Offsite Article: Naked Attraction unzipping the history of male full-frontal nudity on TV.
31st July 2016. See article from telegraph.co.uk
The first penis was shown on British television in 1957 during an episode of the documentary series Out of Step. Presenter Daniel Farson visited a nudist colony and, perhaps unsurprisingly, some naked chap wandered past in the back ground. While this did
make the front page of The Daily Herald, only one viewer called Television House -- and that was to praise the programme.
...Read the full article from telegraph.co.uk
Update: Whingeing about catch-up TV
1st August 2016. See article from sundaypost.com
Moralist campaigners are now whingeing that the Channel 4 dating show, Naked Attraction , is available to view by youngsters anytime on its catch-up service. It can be easily accessed by children if parental controls haven't been set.
Norman Wells, director of Family Education Trust, whinged:
Although it's broadcast after 10pm, many young teenagers will be aware of it and will be able to access it online without too much difficulty.
Sexually explicit programmes like this one are sending out mixed messages to children and young people. On the one hand, parents and teachers are warning them about the dangers of sexting and encouraging modesty and restraint, while on the other hand
sexual exhibitionism is being promoted as a legitimate form of entertainment by a public service broadcaster.
Sam Burnett, acting director of Mediawatch UK, whinged:
We're concerned that programmes like Naked Attraction are freely available via on-demand apps with barely more than a box-ticking effort to ensure the person watching is over 18.
As programme-makers chase publicity and controversy they're encouraging young people to seek out inappropriate content to keep up with playground gossip.
We have an anything-goes culture in television production. Just because a programme is on late at night with fewer viewers doesn't mean that standards should be thrown out of the window. That record-breaking nudity is no longer as bad as it once was
isn't because we are more enlightened, it's a sad reflection of a society grown dull through over-exposure to pornography.
Meanwhile in the US, moralist campaigners are a bit green with envy about there being actual nudity on TV to complain about. Americans usually have to put up with their nudity being censored by pixelation.
See article from w2.parentstv.org
where Parents TV Council whinges:
In recent years, Americans have been bombarded by ever-more sleazy concepts for reality shows, from Walk of Shame Shuttle and The Seven Year Switch to Sex Box and Dating Naked . But British TV proves that there's always
something more depraved waiting in the wings.
Naked Attraction is a new program on Britain's Channel Four which premiered this week.

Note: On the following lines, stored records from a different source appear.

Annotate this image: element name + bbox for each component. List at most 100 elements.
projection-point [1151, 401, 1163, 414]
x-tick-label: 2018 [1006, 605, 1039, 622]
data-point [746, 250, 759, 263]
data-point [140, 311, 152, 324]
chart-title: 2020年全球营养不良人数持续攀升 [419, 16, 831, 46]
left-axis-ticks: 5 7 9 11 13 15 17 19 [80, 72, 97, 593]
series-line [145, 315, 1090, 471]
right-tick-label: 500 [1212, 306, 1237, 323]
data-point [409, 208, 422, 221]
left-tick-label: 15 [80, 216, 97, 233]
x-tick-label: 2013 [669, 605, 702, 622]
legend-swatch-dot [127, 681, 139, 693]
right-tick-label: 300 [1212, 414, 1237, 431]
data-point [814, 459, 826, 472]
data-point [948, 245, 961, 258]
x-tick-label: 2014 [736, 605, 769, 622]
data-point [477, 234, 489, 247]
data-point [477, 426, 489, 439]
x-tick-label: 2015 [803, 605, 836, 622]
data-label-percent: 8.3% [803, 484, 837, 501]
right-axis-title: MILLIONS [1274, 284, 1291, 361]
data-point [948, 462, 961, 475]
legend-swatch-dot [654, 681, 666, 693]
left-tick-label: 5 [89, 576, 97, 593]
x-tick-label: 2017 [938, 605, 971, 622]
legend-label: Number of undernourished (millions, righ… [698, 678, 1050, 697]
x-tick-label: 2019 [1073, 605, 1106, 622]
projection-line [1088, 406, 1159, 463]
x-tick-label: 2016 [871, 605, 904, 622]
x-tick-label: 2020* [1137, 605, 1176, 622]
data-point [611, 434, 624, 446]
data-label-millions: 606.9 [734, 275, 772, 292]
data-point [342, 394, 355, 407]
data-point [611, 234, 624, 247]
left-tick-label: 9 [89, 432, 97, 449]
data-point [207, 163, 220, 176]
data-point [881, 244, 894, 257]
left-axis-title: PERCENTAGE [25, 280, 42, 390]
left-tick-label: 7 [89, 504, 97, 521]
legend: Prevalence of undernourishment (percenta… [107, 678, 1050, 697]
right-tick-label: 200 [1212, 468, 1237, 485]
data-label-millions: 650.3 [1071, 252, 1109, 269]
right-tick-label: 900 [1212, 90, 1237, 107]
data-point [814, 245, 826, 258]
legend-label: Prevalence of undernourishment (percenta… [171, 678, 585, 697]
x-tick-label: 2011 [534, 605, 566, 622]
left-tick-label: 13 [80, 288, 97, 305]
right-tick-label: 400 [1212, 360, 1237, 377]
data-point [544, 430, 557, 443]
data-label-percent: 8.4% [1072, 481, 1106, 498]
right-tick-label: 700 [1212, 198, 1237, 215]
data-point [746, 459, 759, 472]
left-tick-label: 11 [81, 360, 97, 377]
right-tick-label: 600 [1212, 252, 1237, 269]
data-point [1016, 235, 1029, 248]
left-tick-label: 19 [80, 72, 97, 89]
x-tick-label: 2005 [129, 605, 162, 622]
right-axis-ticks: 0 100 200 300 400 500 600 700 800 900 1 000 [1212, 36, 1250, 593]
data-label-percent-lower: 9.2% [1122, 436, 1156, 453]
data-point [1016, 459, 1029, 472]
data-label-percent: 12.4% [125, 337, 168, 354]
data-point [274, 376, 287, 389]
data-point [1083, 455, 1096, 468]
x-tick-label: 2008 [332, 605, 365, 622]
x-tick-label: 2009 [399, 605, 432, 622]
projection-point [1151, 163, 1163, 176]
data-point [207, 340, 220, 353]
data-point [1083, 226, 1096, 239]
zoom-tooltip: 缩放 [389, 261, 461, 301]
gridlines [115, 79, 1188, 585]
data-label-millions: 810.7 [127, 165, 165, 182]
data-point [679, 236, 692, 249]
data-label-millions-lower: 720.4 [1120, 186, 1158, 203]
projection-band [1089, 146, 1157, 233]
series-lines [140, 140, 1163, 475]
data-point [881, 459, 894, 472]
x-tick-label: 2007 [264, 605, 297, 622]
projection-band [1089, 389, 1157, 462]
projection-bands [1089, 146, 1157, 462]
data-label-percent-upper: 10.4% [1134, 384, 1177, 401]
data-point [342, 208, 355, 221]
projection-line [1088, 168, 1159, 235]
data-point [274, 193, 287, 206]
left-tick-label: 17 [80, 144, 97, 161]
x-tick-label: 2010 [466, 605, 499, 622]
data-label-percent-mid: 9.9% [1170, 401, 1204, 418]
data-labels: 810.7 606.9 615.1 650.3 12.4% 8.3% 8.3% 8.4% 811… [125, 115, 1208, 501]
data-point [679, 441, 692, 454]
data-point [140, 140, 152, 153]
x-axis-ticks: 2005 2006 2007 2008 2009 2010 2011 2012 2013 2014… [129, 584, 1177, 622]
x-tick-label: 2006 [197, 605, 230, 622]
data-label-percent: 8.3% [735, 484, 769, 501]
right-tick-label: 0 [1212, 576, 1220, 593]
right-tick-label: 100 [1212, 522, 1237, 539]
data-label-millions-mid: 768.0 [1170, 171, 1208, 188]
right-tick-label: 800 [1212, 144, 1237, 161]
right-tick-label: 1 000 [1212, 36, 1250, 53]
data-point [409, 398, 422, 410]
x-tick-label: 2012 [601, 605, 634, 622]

On the show, a contestant chooses a date from a panel of six eligible singles. How does the contestant make her choice? By viewing all six potential partners
completely in the nude. Unlike Dating Naked , nothing is blurred; the show features full-frontal nudity, in shocking close-up.
And when Channel Four says naked, [they] mean NAKED. There are no modesty blurs like those found on VH1's Dating Naked or the Discovery Channel's Naked and Afraid . About 50 percent of the screen time on this show is dedicated to extreme close ups of
vaginas, penises, six-packs, love-handles, nipples, boobs and butts. The camera seems to linger on every hair, pimple and stretch mark, as well as the curves and protrusions, notes an article about the show .
American TV history is rife with concepts borrowed from British television, from All in the Family and Sanford and Son to MTV's Skins and The In-Betweeners . American viewers can only hope that this is one case where American
media decides NOT to imitate their cousins across the ocean.